System Design Basics
Scalability, reliability, availability, maintainability fundamentals
System design is the process of defining the architecture, components, modules, interfaces, and data flow of a system to satisfy specified requirements. The four pillars every senior engineer must balance are scalability (handling growth), reliability (surviving failures), availability (staying accessible), and maintainability (supporting long-term evolution). Every design decision is a trade-off — adding a cache improves performance but adds consistency complexity; adding replication improves availability but adds write overhead. Strong system design begins with clarifying requirements (functional vs. non-functional), estimating scale (QPS, storage, bandwidth), and then choosing architectural primitives that satisfy the dominant constraints.
Key Points
- Clarify scale requirements first: 100 RPS vs. 1M RPS require fundamentally different architectures — a single Postgres instance handles the former; a sharded cluster with caching handles the latter.
- Back-of-envelope estimation: storage = daily writes × record size × retention days; bandwidth = QPS × average response size; start estimates before drawing boxes.
- Functional requirements define what the system does; NFRs define how well it does it — interviewers penalize candidates who jump to solutions without extracting both.
- Single Responsibility at the system level: each service should have one reason to change — mixing user authentication and payment processing in one service is a design smell.
- Scalability requires stateless application layers — any server can handle any request — with shared state externalized to caches (Redis) and databases (Cassandra, PostgreSQL).
- Reliability requires eliminating single points of failure (SPOFs) at every layer: no single DB primary, no single load balancer, no single DNS resolver.
- Start with a simple architecture and complicate only when scale demands it — premature distribution (microservices before you need them) creates operational overhead without benefit.

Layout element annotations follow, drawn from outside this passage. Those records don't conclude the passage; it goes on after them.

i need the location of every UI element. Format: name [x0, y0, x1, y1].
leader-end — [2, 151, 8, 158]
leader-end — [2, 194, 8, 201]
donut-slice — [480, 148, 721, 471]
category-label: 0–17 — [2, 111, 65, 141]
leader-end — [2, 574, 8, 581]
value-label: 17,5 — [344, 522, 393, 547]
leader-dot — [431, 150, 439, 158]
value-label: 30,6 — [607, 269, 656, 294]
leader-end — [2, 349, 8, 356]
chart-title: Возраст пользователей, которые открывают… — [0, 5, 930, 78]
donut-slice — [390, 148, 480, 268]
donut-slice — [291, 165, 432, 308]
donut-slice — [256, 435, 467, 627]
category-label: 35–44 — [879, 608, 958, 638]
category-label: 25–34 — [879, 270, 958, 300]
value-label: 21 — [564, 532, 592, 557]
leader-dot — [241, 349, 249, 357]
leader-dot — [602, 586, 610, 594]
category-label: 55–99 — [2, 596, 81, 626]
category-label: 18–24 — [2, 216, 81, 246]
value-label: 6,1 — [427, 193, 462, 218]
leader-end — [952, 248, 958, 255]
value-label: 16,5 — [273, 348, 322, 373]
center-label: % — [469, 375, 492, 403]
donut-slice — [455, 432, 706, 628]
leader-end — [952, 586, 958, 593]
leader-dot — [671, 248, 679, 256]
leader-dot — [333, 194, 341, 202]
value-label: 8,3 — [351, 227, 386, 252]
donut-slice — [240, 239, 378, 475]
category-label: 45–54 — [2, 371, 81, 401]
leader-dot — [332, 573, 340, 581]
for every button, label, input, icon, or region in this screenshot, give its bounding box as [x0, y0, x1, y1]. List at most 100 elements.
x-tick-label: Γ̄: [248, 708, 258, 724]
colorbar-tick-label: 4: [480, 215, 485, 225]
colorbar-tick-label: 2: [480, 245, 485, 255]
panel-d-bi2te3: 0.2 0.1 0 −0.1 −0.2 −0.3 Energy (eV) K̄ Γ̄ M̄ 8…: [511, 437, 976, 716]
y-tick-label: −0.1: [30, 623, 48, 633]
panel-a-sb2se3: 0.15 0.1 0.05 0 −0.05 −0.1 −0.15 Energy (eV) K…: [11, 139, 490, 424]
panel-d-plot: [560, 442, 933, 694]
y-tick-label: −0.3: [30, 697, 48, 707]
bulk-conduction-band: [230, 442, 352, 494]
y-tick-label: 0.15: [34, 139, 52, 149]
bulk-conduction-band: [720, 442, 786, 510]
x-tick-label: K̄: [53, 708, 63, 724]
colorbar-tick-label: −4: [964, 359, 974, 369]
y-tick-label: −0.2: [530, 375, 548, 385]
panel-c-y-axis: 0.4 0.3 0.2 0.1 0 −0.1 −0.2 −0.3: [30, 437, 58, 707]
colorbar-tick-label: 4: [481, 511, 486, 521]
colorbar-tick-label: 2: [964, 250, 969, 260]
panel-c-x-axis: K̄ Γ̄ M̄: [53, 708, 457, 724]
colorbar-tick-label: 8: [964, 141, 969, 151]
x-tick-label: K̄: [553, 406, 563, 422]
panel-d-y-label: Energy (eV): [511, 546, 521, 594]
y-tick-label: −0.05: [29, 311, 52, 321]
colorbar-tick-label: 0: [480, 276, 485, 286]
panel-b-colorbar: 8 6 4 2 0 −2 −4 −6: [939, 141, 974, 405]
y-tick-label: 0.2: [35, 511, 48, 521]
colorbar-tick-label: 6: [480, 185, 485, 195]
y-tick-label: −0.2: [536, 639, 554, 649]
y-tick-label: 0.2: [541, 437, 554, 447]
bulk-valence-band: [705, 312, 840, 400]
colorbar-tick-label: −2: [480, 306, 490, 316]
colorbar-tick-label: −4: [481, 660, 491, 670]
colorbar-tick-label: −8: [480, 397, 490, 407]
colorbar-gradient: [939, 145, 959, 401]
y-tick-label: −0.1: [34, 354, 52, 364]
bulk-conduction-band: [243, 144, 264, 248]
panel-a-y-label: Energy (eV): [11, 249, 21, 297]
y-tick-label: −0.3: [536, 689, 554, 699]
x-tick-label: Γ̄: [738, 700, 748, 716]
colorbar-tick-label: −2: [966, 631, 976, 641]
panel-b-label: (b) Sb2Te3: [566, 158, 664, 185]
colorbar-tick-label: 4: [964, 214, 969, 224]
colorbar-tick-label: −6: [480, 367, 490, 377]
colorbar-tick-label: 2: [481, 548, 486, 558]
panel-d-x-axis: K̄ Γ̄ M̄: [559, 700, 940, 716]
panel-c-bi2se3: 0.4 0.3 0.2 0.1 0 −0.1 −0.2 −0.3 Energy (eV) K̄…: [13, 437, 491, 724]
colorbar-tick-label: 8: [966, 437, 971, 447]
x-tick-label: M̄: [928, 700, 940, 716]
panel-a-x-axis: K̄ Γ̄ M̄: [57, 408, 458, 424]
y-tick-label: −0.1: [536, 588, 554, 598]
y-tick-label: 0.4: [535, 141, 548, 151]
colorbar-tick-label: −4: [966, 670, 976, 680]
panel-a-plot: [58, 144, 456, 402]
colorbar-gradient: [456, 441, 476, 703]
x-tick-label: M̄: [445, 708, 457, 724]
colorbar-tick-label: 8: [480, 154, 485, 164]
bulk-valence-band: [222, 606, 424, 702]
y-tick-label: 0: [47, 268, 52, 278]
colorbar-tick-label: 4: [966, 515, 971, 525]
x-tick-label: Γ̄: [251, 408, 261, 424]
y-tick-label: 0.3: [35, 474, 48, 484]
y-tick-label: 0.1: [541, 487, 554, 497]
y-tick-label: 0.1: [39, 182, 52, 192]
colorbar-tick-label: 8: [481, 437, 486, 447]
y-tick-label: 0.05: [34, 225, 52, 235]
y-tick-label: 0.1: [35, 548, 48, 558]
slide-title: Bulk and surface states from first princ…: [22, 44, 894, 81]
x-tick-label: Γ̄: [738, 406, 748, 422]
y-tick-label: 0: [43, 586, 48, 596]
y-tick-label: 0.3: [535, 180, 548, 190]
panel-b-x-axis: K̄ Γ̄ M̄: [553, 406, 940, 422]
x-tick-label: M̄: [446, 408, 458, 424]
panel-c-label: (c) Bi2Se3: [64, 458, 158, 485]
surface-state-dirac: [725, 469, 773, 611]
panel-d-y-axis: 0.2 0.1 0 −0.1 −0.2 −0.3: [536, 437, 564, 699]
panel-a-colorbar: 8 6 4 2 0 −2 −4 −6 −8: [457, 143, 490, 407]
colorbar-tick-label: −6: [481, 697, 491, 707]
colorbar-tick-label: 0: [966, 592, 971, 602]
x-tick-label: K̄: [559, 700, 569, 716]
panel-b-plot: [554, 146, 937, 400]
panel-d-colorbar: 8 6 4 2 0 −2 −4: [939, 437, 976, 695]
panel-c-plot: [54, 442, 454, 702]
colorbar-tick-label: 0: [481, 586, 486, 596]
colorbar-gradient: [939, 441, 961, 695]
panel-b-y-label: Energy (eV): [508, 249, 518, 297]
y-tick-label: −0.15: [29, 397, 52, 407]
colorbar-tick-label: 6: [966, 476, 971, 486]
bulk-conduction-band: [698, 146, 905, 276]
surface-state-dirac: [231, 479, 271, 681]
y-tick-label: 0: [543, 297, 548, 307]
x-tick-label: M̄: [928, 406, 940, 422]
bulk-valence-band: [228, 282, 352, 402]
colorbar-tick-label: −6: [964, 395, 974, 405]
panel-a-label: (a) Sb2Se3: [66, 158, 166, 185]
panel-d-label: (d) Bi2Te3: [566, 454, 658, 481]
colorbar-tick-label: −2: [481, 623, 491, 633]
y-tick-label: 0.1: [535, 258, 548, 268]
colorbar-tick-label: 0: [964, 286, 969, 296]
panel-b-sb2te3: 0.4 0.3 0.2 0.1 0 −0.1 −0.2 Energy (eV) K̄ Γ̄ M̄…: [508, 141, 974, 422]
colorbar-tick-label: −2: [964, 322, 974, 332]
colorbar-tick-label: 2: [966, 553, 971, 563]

- Draw data flow diagrams, not just component diagrams — tracing a write operation from client to storage reveals consistency boundaries, failure modes, and latency sources.
Real-World Example
Instagram at its 2012 acquisition by Facebook had 13 employees and 30M users, running on a deliberately simple architecture: EC2 + PostgreSQL with PostGIS + Redis + Solr. They iterated to complexity (sharding, custom photo storage) only when specific bottlenecks arose — a textbook example of evolutionary architecture driven by measured constraints.